3. Do not leave the scene.  Unless you have to leave in order to protect your safety or the safety of your family, do not leave the scene of the shooting.  You may feel a desire to go and see family or just run away from the situation due to the high levels of emotion.  Control this urge and stick around.  If you leave, the police may interpret your actions as fleeing the scene of a crime.  You want to present yourself as the victim, not a suspect.

4. Do not tamper with evidence.  You may have a desire to touch the intruder to search him.  You may want to change the scene to be more favorable by moving the

It is important not to tamper with evidence before police arrive.

body.  It is a mistake to change anything at the scene.  Leave everything undisturbed until the police arrive and can document what happened.  Even if your intentions are innocent, any change to the evidence at the scene may be interpreted by the police as a sign of guilt.

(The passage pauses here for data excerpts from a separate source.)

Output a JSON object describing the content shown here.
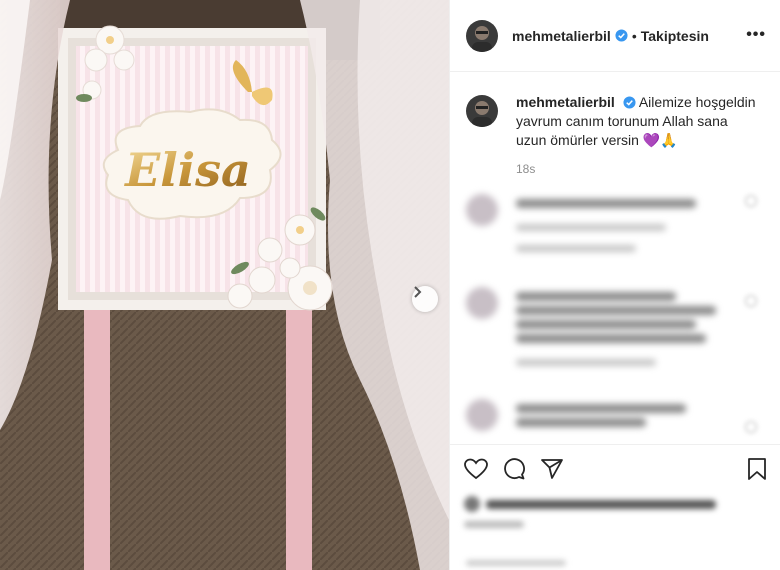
{
  "post": {
    "author": "mehmetalierbil",
    "follow_status": "Takiptesin",
    "separator": "•",
    "more": "•••"
  },
  "photo": {
    "sign_text": "Elisa"
  },
  "caption": {
    "author": "mehmetalierbil",
    "text": "Ailemize hoşgeldin yavrum canım torunum Allah sana uzun ömürler versin 💜🙏",
    "time": "18s"
  },
  "icons": {
    "like": "heart-icon",
    "comment": "comment-icon",
    "share": "share-icon",
    "save": "bookmark-icon",
    "next": "chevron-right-icon",
    "verified": "verified-badge-icon"
  },
  "colors": {
    "verified": "#3897f0",
    "text": "#262626",
    "muted": "#8e8e8e"
  }
}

5. Drop your weapon.  Do not have a weapon in hand when the police arrive on the scene.  Remember, the police are responding to a crime scene where shots have been fired.  Initially, the police may not be able to immediately identify who the suspect and the victim are.  If you are holding a weapon, especially a gun, when the police arrive, you risk being viewed as a suspect.  You will also risk potentially being shot by the police.

6. Do not argue with the police.  This not the time to debate your legal rights with the police or argue about the way the investigation is being handled.

7. Do not provide details.  Do not go into detail about what happened before you talk with a lawyer.  You want to be cooperative, but you want to remember that anything you say could potentially be used against you.  You want to give the basics, but nothing more without a lawyer present.

8. If you are arrested, do not say anything.  If the police place you under arrest you need to stop talking.  Nothing you say at this point will help you avoid going to jail, and anything you say could hurt your case.  The only thing you should say after being arrested is that you want to speak with a lawyer before answering any further questions about what happened.

We all hope that we will never have to fire our weapons in self-defense, but if the situation arises when you have no other choice, keep this list of do’s and don’ts in mind so that you can protect your legal rights the same way you protect yourself and your family.